ソフトウェア・ローカリゼーションは、製品が海外市場で本当に使われるかどうかを左右します。文書と違い、ソフトウェア画面は文字長、レイアウト、文脈、操作ロジックの影響を強く受け、同じ語でもボタン、プロンプト、エラー表示では必要なトーンと長さが異なります。処理を誤ると、違和感のあるUIや理解困難にとどまらず、ボタン切れ、誘導ミス、機能誤操作となって、定着率や評判に直接響きます。

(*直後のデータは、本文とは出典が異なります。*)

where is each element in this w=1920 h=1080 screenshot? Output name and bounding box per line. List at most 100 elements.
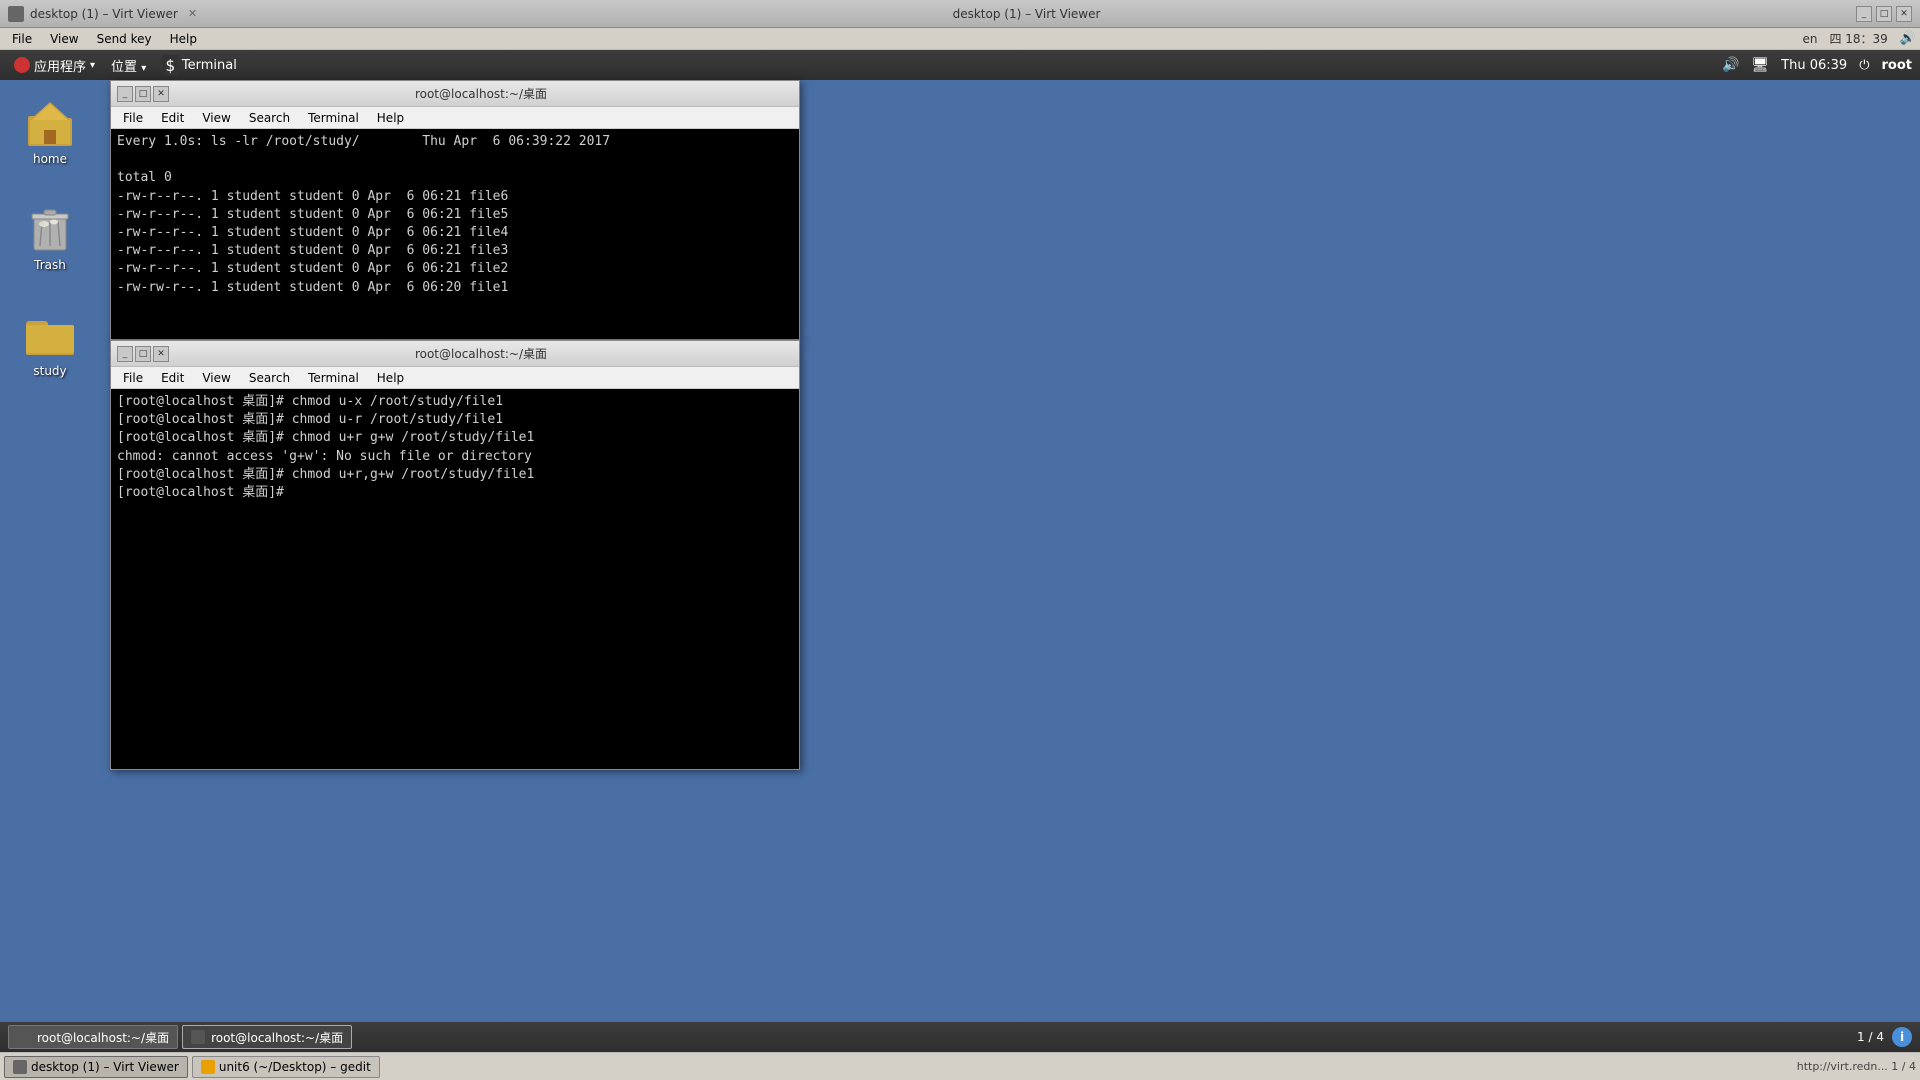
host-menubar: File View Send key Help en 四 18：39 🔊 [0, 28, 1920, 50]
guest-panel-right: 🔊 🖥 Thu 06:39 ⏻ root [1722, 57, 1912, 73]
term2-menu-help[interactable]: Help [369, 369, 412, 387]
host-taskbar-right: http://virt.redn... 1 / 4 [1797, 1060, 1916, 1073]
home-icon-svg [26, 100, 74, 148]
desktop-icons: home [0, 80, 100, 1022]
host-taskbar-item-virtviewer[interactable]: desktop (1) – Virt Viewer [4, 1056, 188, 1078]
gedit-taskbar-icon [201, 1060, 215, 1074]
taskbar-term2-label: root@localhost:~/桌面 [211, 1029, 343, 1046]
term2-menu-file[interactable]: File [115, 369, 151, 387]
tab-close-btn[interactable]: ✕ [188, 7, 197, 20]
minimize-button[interactable]: _ [1856, 6, 1872, 22]
host-menu-sendkey[interactable]: Send key [89, 30, 160, 48]
desktop-icon-trash[interactable]: Trash [26, 206, 74, 272]
host-tab[interactable]: desktop (1) – Virt Viewer ✕ [8, 6, 197, 22]
guest-desktop-area: 应用程序 ▾ 位置 ▾ $ Terminal 🔊 🖥 Thu 06:39 ⏻ r… [0, 50, 1920, 1052]
terminal-launcher-label: Terminal [182, 58, 237, 73]
places-menu-button[interactable]: 位置 ▾ [105, 54, 152, 77]
taskbar-info-button[interactable]: i [1892, 1027, 1912, 1047]
panel-clock: Thu 06:39 [1781, 58, 1847, 73]
trash-icon-label: Trash [34, 258, 66, 272]
screen-icon: 🖥 [1751, 57, 1769, 73]
host-titlebar: desktop (1) – Virt Viewer ✕ desktop (1) … [0, 0, 1920, 28]
guest-panel-left: 应用程序 ▾ 位置 ▾ $ Terminal [8, 53, 243, 78]
term2-menu-search[interactable]: Search [241, 369, 298, 387]
study-folder-icon [26, 312, 74, 360]
virt-viewer-icon [8, 6, 24, 22]
close-button[interactable]: ✕ [1896, 6, 1912, 22]
terminal-launcher-button[interactable]: $ Terminal [156, 53, 243, 78]
host-menu-view[interactable]: View [42, 30, 86, 48]
host-window-title: desktop (1) – Virt Viewer [197, 7, 1856, 21]
taskbar-term1-label: root@localhost:~/桌面 [37, 1029, 169, 1046]
term2-menu-edit[interactable]: Edit [153, 369, 192, 387]
study-icon-label: study [33, 364, 66, 378]
gedit-taskbar-label: unit6 (~/Desktop) – gedit [219, 1060, 371, 1074]
host-window-controls: _ □ ✕ [1856, 6, 1912, 22]
terminal-2-menubar: File Edit View Search Terminal Help [111, 367, 799, 389]
apps-icon [14, 57, 30, 73]
term2-menu-view[interactable]: View [194, 369, 238, 387]
study-icon-svg [26, 315, 74, 357]
term1-menu-view[interactable]: View [194, 109, 238, 127]
taskbar-term1-icon [17, 1030, 31, 1044]
terminal-1-menubar: File Edit View Search Terminal Help [111, 107, 799, 129]
terminal-2-win-controls: _ □ ✕ [117, 346, 169, 362]
panel-user: root [1882, 58, 1913, 73]
term1-menu-help[interactable]: Help [369, 109, 412, 127]
taskbar-pager: 1 / 4 [1857, 1030, 1884, 1044]
term1-menu-search[interactable]: Search [241, 109, 298, 127]
terminal-1-win-controls: _ □ ✕ [117, 86, 169, 102]
guest-desktop: home [0, 80, 1920, 1022]
terminal-2-content: [root@localhost 桌面]# chmod u-x /root/stu… [111, 389, 799, 769]
apps-label: 应用程序 [34, 56, 86, 75]
terminal-2-minimize-btn[interactable]: _ [117, 346, 133, 362]
terminal-1-maximize-btn[interactable]: □ [135, 86, 151, 102]
trash-icon-svg [30, 206, 70, 254]
host-taskbar: desktop (1) – Virt Viewer unit6 (~/Deskt… [0, 1052, 1920, 1080]
taskbar-item-term2[interactable]: root@localhost:~/桌面 [182, 1025, 352, 1049]
home-icon-label: home [33, 152, 67, 166]
term1-menu-edit[interactable]: Edit [153, 109, 192, 127]
terminal-launcher-icon: $ [162, 55, 178, 76]
virtviewer-taskbar-label: desktop (1) – Virt Viewer [31, 1060, 179, 1074]
term1-menu-file[interactable]: File [115, 109, 151, 127]
home-folder-icon [26, 100, 74, 148]
apps-menu-button[interactable]: 应用程序 ▾ [8, 54, 101, 77]
host-lang: en [1802, 32, 1817, 46]
host-taskbar-item-gedit[interactable]: unit6 (~/Desktop) – gedit [192, 1056, 380, 1078]
terminal-1-titlebar: _ □ ✕ root@localhost:~/桌面 [111, 81, 799, 107]
maximize-button[interactable]: □ [1876, 6, 1892, 22]
term1-menu-terminal[interactable]: Terminal [300, 109, 367, 127]
terminal-1-content: Every 1.0s: ls -lr /root/study/ Thu Apr … [111, 129, 799, 339]
guest-taskbar-right: 1 / 4 i [1857, 1027, 1912, 1047]
host-datetime: 四 18：39 [1829, 30, 1887, 47]
terminal-2-titlebar: _ □ ✕ root@localhost:~/桌面 [111, 341, 799, 367]
apps-arrow-icon: ▾ [90, 60, 95, 71]
terminal-1-title: root@localhost:~/桌面 [169, 85, 793, 102]
virtviewer-taskbar-icon [13, 1060, 27, 1074]
terminal-2-title: root@localhost:~/桌面 [169, 345, 793, 362]
taskbar-term2-icon [191, 1030, 205, 1044]
places-label: 位置 [111, 60, 137, 75]
desktop-icon-home[interactable]: home [26, 100, 74, 166]
host-tab-label: desktop (1) – Virt Viewer [30, 7, 178, 21]
places-arrow-icon: ▾ [141, 63, 146, 74]
terminal-1-close-btn[interactable]: ✕ [153, 86, 169, 102]
trash-folder-icon [26, 206, 74, 254]
terminal-window-2: _ □ ✕ root@localhost:~/桌面 File Edit View… [110, 340, 800, 770]
term2-menu-terminal[interactable]: Terminal [300, 369, 367, 387]
host-volume-icon: 🔊 [1900, 31, 1916, 46]
desktop-icon-study[interactable]: study [26, 312, 74, 378]
guest-panel: 应用程序 ▾ 位置 ▾ $ Terminal 🔊 🖥 Thu 06:39 ⏻ r… [0, 50, 1920, 80]
terminal-1-minimize-btn[interactable]: _ [117, 86, 133, 102]
terminal-window-1: _ □ ✕ root@localhost:~/桌面 File Edit View… [110, 80, 800, 340]
terminal-2-maximize-btn[interactable]: □ [135, 346, 151, 362]
terminal-2-close-btn[interactable]: ✕ [153, 346, 169, 362]
guest-taskbar: root@localhost:~/桌面 root@localhost:~/桌面 … [0, 1022, 1920, 1052]
volume-status-icon: 🔊 [1722, 57, 1739, 73]
taskbar-item-term1[interactable]: root@localhost:~/桌面 [8, 1025, 178, 1049]
panel-power-icon: ⏻ [1859, 58, 1869, 73]
host-menu-file[interactable]: File [4, 30, 40, 48]
host-menu-help[interactable]: Help [162, 30, 205, 48]
virt-viewer-window: desktop (1) – Virt Viewer ✕ desktop (1) … [0, 0, 1920, 1080]
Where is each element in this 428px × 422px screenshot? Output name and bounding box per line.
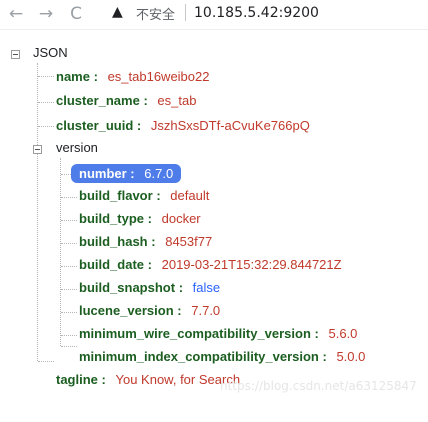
json-value: default [170,188,210,203]
tree-branch-line [61,174,71,175]
json-value: JszhSxsDTf-aCvuKe766pQ [150,118,310,133]
json-row-cluster-uuid[interactable]: cluster_uuid : JszhSxsDTf-aCvuKe766pQ [56,117,310,135]
tree-guide-line [60,158,61,346]
json-row-minimum-wire-compatibility-version[interactable]: minimum_wire_compatibility_version : 5.6… [79,325,357,343]
json-row-build-hash[interactable]: build_hash : 8453f77 [79,233,212,251]
json-key: build_snapshot [79,280,176,295]
json-row-build-snapshot[interactable]: build_snapshot : false [79,279,220,297]
json-row-minimum-index-compatibility-version[interactable]: minimum_index_compatibility_version : 5.… [79,348,365,366]
json-row-build-type[interactable]: build_type : docker [79,210,201,228]
browser-toolbar: ← → C ▲ 不安全 10.185.5.42:9200 [0,0,428,30]
tree-branch-line [61,335,77,336]
reload-icon[interactable]: C [66,4,86,24]
json-root-label[interactable]: JSON [33,45,68,60]
back-arrow-icon[interactable]: ← [6,4,26,24]
json-row-build-date[interactable]: build_date : 2019-03-21T15:32:29.844721Z [79,256,342,274]
json-key: name [56,69,90,84]
json-value: 8453f77 [165,234,213,249]
json-key: build_date [79,257,145,272]
tree-guide-line [37,63,38,361]
json-row-lucene-version[interactable]: lucene_version : 7.7.0 [79,302,220,320]
json-row-cluster-name[interactable]: cluster_name : es_tab [56,92,196,110]
json-key: minimum_index_compatibility_version [79,349,319,364]
address-bar[interactable]: ▲ 不安全 10.185.5.42:9200 [104,2,428,24]
collapse-json-toggle-icon[interactable] [11,50,20,59]
security-status-label[interactable]: 不安全 [136,4,175,23]
address-separator [185,4,186,21]
json-key: lucene_version [79,303,174,318]
json-key: cluster_uuid [56,118,134,133]
json-key: minimum_wire_compatibility_version [79,326,311,341]
json-value: 6.7.0 [144,166,174,181]
tree-branch-line [61,243,77,244]
tree-branch-line [61,220,77,221]
json-row-number-selected[interactable]: number : 6.7.0 [71,164,182,183]
json-value: es_tab16weibo22 [107,69,210,84]
json-key: cluster_name [56,93,140,108]
watermark-text: https://blog.csdn.net/a63125847 [220,379,417,393]
json-key: tagline [56,372,98,387]
tree-branch-line [61,312,77,313]
tree-branch-line [38,76,54,77]
tree-branch-line [38,361,54,362]
json-key: number [79,166,127,181]
url-text[interactable]: 10.185.5.42:9200 [194,5,319,21]
json-row-build-flavor[interactable]: build_flavor : default [79,187,209,205]
json-row-name[interactable]: name : es_tab16weibo22 [56,68,209,86]
json-tree-viewer: JSON name : es_tab16weibo22 cluster_name… [0,30,428,422]
tree-branch-line [38,126,54,127]
tree-branch-line [61,346,77,347]
json-key: build_hash [79,234,148,249]
forward-arrow-icon[interactable]: → [36,4,56,24]
json-value: 7.7.0 [191,303,221,318]
tree-branch-line [38,102,54,103]
json-value: 2019-03-21T15:32:29.844721Z [161,257,342,272]
json-value: docker [161,211,201,226]
tree-branch-line [61,266,77,267]
json-key: build_flavor [79,188,153,203]
json-key: build_type [79,211,145,226]
json-value: es_tab [157,93,197,108]
version-node-label[interactable]: version [56,140,98,155]
json-row-tagline[interactable]: tagline : You Know, for Search [56,371,240,389]
collapse-version-toggle-icon[interactable] [33,145,42,154]
json-value: 5.6.0 [328,326,358,341]
tree-branch-line [61,289,77,290]
tree-branch-line [61,197,77,198]
json-value-boolean: false [192,280,221,295]
warning-icon[interactable]: ▲ [112,5,126,19]
json-value: 5.0.0 [336,349,366,364]
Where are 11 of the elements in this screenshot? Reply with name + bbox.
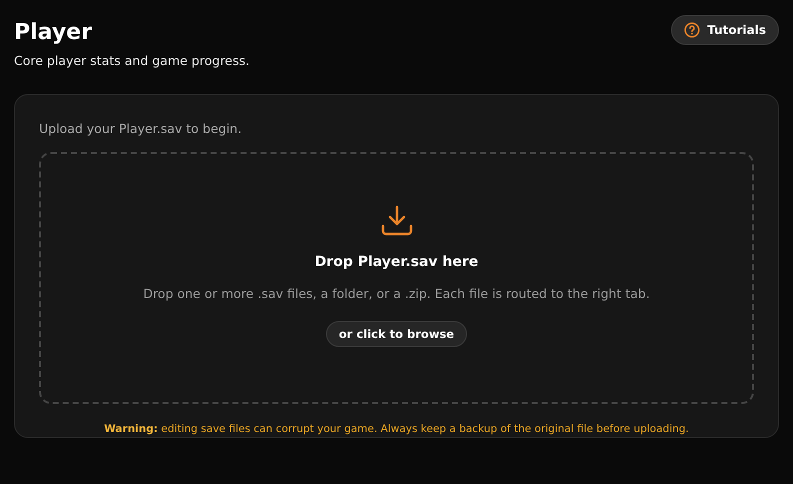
upload-prompt: Upload your Player.sav to begin.: [39, 121, 243, 136]
drop-zone[interactable]: Drop Player.sav here Drop one or more .sav files, a folder, or a .zip. Each file is routed to the right tab. or click to browse: [39, 152, 754, 404]
download-icon: [380, 204, 414, 238]
warning-text: Warning: editing save files can corrupt your game. Always keep a backup of the original file before uploading.: [103, 423, 690, 435]
tutorials-button[interactable]: Tutorials: [671, 15, 779, 45]
help-icon: [684, 22, 700, 38]
drop-description: Drop one or more .sav files, a folder, or a .zip. Each file is routed to the right tab.: [143, 286, 650, 301]
drop-title: Drop Player.sav here: [314, 254, 478, 270]
page-title: Player: [14, 19, 93, 47]
page-subtitle: Core player stats and game progress.: [14, 53, 250, 68]
browse-button[interactable]: or click to browse: [326, 321, 468, 347]
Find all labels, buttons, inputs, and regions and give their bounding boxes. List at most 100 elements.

よくある課題には、UI文脈から切り離した翻訳による意味ずれ、用語と機能命名の不一致、文字数超過によるUI崩れ、複数形・性別・時制など言語規則への未対応、日付・通貨・単位・並び順の未現地化、リソースファイルやプレースホルダの誤りによるクラッシュ、頻繁な更新に対する多言語回帰テスト不足などがあります。

当社は「工学的な納品」を重視し、文字列抽出と管理から始めて用語・スタイルガイドを整備し、文脈スクリーンショットやテスト環境がある場合は文脈翻訳と文字数制御を行い、プレースホルダ、変数、タグを厳格に検証し、版管理工程と連携して継続更新を支えます。必要に応じてLQAや主要導線の実機確認も行い、言語が実際の画面上で自然かつ安定して機能することを保証します。

その効果は、海外ユーザーの初期定着率向上、誤操作と問い合わせコストの低減、多言語版リリース速度の向上、グローバルで一貫した製品体験の実現です。

事例

あるアプリの英語版では、「ボタン文字が切れている」「案内文が分かりにくい」といった低評価が多数寄せられました。原因は、文脈なし翻訳と文字長制御不足でした。当社はボタンと案内文のトーン基準を定め、機能名を統一し、長すぎる文字列には短縮戦略を設け、プレースホルダと変数形式も確認しながら、実機LQAで全画面を点検しました。修正版公開後、低評価は減少し、「案内が理解しづらい」という問い合わせも大幅に減りました。